Menurutnya, dengan indikator adanya tindak pidana korupsi itu, bupati sebagai pemegang saham harus bertindak tegas terhadap para petinggi di BPRS itu. Sebab, jika dibiarkan akan dipastikan akan berdampak negatif pada BPRS sendiri, karena kepercayaan nasabah akan hilang.
“Ini menguji ketegasan Bupati yang seharusnya bisa mengontrol pengelolaan BPRS. BPRS ini sebagai BUMD yang dipercaya banyak pihak, untuk itu kepercayaan itu jangan hilang karena tindakan para pengelolanya,”ujarnya.
Sementara itu, Pjs Direktur BPRS Bhakti Sumekar, Novi Sujatmiko menyatakan, terkait tuduhan mahasiswa mengenai hapus tagih, pihaknya mengaku sama sekali tidak pernah melakukan.

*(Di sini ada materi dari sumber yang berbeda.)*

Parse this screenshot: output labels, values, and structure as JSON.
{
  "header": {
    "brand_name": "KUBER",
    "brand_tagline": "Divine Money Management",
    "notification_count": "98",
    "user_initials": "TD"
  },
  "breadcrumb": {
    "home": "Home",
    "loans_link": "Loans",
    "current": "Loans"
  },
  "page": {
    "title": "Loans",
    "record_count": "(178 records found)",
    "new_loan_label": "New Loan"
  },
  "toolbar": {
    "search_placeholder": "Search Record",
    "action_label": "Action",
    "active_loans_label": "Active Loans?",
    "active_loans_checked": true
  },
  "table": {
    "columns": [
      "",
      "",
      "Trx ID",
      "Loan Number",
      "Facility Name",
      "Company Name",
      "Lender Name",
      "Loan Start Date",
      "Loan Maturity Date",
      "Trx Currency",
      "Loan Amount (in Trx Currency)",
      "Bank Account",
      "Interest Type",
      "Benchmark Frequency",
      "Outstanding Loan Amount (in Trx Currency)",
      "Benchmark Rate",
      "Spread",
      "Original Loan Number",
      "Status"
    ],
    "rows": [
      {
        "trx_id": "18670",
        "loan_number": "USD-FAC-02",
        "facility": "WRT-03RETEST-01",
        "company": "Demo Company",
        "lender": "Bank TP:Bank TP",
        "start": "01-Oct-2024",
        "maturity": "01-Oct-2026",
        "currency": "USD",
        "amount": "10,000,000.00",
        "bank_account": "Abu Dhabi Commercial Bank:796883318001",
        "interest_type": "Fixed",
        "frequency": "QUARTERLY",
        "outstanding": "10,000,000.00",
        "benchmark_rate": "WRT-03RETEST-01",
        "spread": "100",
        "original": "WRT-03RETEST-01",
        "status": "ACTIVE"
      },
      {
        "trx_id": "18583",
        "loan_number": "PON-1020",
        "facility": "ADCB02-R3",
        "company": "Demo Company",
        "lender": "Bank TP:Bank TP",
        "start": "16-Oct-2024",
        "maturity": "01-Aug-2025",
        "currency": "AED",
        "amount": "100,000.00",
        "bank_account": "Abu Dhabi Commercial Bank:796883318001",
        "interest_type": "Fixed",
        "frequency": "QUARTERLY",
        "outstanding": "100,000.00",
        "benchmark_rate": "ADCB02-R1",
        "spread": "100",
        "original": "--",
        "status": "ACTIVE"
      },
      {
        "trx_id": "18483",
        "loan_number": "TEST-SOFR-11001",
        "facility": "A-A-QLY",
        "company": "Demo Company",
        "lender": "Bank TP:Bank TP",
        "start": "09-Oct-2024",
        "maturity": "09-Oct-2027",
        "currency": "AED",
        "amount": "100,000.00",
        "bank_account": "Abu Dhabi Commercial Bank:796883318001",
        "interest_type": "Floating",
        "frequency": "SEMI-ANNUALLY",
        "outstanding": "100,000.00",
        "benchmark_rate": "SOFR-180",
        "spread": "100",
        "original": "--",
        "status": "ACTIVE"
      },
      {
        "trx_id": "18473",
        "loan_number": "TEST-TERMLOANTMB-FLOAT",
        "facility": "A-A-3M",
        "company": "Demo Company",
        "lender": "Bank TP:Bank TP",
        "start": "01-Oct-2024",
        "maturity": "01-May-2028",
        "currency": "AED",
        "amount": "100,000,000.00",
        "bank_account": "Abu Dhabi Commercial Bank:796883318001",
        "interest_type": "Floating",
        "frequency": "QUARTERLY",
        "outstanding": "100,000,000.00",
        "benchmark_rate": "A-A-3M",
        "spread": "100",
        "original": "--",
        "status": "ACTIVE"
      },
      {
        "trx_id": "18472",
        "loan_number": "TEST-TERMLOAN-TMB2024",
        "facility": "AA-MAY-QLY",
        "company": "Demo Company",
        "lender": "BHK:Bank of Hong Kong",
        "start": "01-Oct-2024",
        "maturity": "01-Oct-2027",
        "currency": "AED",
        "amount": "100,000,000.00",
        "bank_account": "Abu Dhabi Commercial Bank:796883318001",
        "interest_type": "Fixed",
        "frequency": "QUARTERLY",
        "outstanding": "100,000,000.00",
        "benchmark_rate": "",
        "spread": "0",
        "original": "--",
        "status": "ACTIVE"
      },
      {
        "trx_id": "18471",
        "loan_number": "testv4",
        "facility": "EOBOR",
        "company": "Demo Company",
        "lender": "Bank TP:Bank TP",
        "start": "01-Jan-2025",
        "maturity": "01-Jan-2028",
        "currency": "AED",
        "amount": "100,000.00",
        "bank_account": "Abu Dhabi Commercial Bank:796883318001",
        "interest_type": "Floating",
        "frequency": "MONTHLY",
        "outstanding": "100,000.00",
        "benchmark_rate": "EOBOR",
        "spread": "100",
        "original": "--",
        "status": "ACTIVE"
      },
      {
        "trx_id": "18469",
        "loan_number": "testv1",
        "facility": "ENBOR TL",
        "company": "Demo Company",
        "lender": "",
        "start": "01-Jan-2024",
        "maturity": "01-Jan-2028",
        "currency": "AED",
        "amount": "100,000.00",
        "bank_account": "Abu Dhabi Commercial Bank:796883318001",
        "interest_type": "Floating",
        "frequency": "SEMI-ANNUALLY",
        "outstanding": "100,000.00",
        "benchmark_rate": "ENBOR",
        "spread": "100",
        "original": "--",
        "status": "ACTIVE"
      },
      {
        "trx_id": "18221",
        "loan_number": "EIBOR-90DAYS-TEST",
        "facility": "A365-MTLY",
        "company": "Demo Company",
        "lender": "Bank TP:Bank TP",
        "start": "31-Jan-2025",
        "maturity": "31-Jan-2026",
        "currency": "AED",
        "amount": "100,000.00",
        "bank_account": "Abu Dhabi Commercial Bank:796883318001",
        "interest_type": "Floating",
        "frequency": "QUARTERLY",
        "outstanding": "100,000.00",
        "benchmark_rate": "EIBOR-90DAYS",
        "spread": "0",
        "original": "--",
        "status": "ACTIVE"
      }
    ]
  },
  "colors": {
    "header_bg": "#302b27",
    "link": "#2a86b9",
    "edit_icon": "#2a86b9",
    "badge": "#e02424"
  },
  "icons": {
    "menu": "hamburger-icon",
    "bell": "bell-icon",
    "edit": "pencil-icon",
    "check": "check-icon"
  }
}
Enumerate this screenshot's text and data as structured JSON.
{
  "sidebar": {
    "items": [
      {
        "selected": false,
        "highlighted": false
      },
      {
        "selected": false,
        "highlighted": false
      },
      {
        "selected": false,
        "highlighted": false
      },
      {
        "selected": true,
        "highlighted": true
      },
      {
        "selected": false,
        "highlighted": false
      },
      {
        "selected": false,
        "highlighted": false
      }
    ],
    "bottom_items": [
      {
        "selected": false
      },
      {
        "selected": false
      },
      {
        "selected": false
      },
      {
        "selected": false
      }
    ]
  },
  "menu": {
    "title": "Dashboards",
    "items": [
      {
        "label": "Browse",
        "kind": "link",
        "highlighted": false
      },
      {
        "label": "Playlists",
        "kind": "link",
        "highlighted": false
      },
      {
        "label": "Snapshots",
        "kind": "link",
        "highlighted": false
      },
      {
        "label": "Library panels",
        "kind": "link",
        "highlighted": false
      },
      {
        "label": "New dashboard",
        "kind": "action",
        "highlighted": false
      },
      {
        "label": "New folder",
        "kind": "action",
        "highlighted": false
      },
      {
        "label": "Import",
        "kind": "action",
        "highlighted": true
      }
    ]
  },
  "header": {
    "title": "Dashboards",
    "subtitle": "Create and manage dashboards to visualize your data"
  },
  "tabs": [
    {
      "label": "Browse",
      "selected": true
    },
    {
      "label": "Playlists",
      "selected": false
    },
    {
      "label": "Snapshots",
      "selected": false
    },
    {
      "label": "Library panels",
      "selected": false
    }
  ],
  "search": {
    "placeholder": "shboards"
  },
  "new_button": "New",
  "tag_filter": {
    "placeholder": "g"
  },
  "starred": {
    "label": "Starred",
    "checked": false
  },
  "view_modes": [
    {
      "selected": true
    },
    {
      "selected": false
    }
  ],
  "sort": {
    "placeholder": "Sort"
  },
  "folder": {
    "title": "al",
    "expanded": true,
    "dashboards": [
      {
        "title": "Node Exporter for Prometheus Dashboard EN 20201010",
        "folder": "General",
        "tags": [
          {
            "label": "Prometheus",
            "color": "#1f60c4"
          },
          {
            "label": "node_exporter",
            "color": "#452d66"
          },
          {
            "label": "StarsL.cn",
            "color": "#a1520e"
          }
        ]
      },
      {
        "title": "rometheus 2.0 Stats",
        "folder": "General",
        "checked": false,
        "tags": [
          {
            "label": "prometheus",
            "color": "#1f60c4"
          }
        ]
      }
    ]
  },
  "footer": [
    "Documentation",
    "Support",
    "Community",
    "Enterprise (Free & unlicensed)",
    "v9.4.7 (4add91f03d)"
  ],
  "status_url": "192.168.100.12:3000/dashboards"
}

Di perbankan ini ada dua hal yang bisa dilakukan jika terjadi emergency mengenai nasabah, yakni hapus tagih dan hapus buku.
“Namun sejak berdirinya BPRS hingga detik ini kami tidak pernah melakukan hapus tagih, kalau hapus buku kami memang melakukan. Tolong bedakan, hapus tagih dengan hapus buku,” jawabnya.
Novi menjelaskan, yang dimaksud hapus tagih itu, semua nasabah yang bersangkutan dibebaskan dari tagihan yang merupakan tanggungannya, sedangkan hapus buku itu, nasabah tetap mempunyai kewajiban untuk membayar tagihannya,  tapi tidak dibatasi waktu.
“Kami tetap lakukan penagihan pada nasabah yang masuk daftar hapus buku hingga membayar, hanya saja nasabah bebas jatuh tempo atau BPRS tetap menagihnya sampai kapanpun,” urainya.
Ia menambahkan, kebijakan hapus buku itu untuk menjaga performen BPRS tetap bagus, tetap dipercaya oleh masyarakat dan bank lain sehingga BPRS tetap berjalan sesuai harapan masyarakat.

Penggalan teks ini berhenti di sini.